Keterbukaan informasi publik yang dimandatkan oleh Undang-Undang Nomor 14 Tahun 2008 tentang Keterbukaan Informasi Publik seharusnya diupayakan untuk menggerakkan partisipasi warga[1]. Selain membuka dan menyosialisasikan informasi terkait pelaksanaan program JKN, khususnya PBI, informasi tersebut harus dapat ditindaklanjuti oleh warga maupun lembaga publik terkait.

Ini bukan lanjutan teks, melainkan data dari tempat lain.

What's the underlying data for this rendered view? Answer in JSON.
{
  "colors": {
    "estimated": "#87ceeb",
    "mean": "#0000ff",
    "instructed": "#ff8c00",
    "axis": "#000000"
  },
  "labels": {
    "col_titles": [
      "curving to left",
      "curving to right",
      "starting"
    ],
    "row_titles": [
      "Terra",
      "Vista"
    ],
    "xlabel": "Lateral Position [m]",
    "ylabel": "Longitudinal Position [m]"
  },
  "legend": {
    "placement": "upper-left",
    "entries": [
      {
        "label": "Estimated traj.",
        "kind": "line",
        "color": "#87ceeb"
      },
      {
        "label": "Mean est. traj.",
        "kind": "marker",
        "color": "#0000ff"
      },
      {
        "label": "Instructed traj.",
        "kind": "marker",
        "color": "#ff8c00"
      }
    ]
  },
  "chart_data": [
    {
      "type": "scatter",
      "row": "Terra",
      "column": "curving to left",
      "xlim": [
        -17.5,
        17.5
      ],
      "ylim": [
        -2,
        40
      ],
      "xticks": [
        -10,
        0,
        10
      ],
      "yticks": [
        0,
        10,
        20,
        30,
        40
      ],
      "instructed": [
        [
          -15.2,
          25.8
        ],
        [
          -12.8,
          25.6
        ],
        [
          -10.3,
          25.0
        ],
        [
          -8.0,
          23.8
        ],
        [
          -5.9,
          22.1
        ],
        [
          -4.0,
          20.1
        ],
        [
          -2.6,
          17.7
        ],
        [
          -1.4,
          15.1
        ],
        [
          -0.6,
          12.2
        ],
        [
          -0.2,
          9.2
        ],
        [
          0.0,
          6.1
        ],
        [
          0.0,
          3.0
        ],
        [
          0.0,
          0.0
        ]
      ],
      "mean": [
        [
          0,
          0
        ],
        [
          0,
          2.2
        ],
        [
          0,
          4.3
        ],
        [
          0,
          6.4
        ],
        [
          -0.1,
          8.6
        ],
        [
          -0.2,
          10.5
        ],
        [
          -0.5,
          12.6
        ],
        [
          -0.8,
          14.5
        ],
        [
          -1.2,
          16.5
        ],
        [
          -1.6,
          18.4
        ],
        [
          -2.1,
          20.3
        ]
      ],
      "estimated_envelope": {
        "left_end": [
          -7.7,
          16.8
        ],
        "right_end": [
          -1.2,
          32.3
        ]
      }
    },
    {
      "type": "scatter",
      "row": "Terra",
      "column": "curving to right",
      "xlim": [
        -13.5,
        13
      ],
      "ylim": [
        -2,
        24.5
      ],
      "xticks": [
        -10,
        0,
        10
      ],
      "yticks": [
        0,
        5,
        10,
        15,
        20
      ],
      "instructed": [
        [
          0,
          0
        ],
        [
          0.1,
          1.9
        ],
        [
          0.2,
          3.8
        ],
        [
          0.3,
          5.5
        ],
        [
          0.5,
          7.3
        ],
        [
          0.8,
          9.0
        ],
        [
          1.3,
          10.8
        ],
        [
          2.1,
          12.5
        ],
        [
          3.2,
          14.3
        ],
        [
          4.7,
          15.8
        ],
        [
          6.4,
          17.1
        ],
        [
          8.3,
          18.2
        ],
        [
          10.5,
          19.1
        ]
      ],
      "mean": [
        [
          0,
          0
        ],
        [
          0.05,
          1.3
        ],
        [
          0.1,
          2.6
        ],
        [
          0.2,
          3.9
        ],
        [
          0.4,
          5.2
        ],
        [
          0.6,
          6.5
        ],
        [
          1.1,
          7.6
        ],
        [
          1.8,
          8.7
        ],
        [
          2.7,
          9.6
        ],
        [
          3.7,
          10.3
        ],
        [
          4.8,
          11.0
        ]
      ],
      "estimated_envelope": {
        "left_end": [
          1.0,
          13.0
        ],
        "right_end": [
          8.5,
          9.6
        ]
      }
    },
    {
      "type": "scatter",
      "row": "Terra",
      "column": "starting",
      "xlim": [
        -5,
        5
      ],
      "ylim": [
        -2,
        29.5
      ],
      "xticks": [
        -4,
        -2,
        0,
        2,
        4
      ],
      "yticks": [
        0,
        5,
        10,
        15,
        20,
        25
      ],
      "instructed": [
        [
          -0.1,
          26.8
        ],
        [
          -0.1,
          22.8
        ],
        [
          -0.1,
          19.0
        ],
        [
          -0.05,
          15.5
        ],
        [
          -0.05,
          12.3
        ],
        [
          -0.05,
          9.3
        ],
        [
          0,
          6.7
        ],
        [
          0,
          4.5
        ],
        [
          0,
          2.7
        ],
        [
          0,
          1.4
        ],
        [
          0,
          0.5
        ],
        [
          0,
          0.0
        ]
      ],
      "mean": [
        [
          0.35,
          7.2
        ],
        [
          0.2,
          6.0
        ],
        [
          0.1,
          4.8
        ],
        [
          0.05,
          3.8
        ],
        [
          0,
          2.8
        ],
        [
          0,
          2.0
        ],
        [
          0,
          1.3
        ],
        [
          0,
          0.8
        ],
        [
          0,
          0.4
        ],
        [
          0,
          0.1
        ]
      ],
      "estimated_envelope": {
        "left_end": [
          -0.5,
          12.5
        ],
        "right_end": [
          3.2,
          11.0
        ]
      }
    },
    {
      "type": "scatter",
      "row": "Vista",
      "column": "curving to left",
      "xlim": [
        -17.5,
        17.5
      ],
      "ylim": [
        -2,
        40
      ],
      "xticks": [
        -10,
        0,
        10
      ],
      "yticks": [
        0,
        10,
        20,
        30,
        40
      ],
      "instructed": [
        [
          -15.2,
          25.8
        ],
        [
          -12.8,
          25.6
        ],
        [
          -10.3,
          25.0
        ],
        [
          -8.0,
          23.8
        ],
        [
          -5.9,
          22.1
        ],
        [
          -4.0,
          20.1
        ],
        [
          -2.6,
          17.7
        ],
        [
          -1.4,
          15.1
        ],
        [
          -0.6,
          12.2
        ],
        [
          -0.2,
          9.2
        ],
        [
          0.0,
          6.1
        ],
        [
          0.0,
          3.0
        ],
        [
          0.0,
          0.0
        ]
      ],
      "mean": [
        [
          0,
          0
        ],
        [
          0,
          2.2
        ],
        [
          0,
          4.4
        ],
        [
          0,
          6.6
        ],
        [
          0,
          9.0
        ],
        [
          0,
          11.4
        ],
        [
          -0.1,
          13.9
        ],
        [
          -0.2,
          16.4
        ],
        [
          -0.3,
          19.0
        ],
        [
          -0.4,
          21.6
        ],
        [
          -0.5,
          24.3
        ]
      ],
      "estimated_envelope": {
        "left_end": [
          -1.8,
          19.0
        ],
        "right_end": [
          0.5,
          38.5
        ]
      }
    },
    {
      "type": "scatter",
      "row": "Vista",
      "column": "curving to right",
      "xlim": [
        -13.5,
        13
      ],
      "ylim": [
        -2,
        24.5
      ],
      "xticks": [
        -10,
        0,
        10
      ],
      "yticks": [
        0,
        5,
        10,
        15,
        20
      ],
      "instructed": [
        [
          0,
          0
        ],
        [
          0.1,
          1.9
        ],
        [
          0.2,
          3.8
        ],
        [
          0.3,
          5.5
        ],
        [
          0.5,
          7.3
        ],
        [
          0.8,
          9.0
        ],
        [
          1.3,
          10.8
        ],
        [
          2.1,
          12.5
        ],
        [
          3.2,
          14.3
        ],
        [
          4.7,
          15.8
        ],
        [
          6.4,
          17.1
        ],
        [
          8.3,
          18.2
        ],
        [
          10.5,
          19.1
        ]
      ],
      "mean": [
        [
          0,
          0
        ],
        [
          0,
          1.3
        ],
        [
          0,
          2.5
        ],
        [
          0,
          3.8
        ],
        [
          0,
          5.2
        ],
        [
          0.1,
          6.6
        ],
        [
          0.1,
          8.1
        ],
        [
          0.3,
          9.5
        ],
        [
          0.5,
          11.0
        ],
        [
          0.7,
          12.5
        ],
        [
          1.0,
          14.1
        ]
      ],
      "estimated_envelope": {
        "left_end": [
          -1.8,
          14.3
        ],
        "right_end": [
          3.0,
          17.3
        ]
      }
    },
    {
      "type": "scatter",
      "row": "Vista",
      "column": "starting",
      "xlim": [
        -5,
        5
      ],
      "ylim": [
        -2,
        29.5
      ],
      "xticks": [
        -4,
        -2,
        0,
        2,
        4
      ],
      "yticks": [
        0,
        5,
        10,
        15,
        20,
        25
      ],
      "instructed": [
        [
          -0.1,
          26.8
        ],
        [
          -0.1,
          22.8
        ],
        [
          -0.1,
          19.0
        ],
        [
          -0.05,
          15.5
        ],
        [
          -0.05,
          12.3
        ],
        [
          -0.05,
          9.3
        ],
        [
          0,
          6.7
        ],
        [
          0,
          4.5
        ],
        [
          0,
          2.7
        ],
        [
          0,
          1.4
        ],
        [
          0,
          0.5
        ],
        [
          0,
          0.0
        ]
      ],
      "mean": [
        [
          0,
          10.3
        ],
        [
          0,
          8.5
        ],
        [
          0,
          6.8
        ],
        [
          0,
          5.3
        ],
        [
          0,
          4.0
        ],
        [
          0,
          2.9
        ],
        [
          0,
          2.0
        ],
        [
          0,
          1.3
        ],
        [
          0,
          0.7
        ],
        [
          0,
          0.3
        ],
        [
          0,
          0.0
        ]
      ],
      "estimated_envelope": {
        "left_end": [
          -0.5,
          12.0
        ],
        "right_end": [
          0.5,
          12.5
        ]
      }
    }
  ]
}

Dalam hal JKN, pemberian informasi mengenai syarat dan prosedur pendaftaran JKN kategori PBI kepada masyarakat saja tidak cukup. Keterbukaan informasi seharusnya ditujukan untuk memastikan warga mengerti dan menindaklanjuti informasi ini dengan mendaftarkan dirinya menjadi anggota BPJS Kesehatan. Pemerintah juga harus memastikan bahwa BPJS Kesehatan siap menerima kepesertaan warga dan mampu menindaklanjuti keluhan-keluhan warga untuk memperbaiki pelayanan kesehatan yang diberikan. MediaLink atas dukungan Yayasan Tifa berusaha untuk meningkatkan kapasitas warga dalam mengakses informasi dan turut berpartisipasi dalam pengawasan pelayan publik melalui pembentukan forum multipihak. Dengan demikian keterbukaan informasi akan dapat menghasilkan partisipasi yang membawa pada akuntabilitas lembaga publik yang tidak sekadar lemparan informasi dan sosialisasi.
[1] Sejumlah studi (di antaranya Fung et. al. 2007, Fung 2013, Fox 2015) menunjukkan beberapa prasyarat kunci agar informasi yang dibuka dapat menggerakkan partisipasi. Pertama, informasi harus berkenaan dengan kepentingan vital warga. Kedua, informasi harus dapat ditindaklanjuti warga (actionable). Ketiga, harus ada kepastian adanya pintu masuk bagi tindak lanjut informasi tersebut. Keempat, ada peluang respon dari lembaga publik yang berujung pada perubahan (answerability).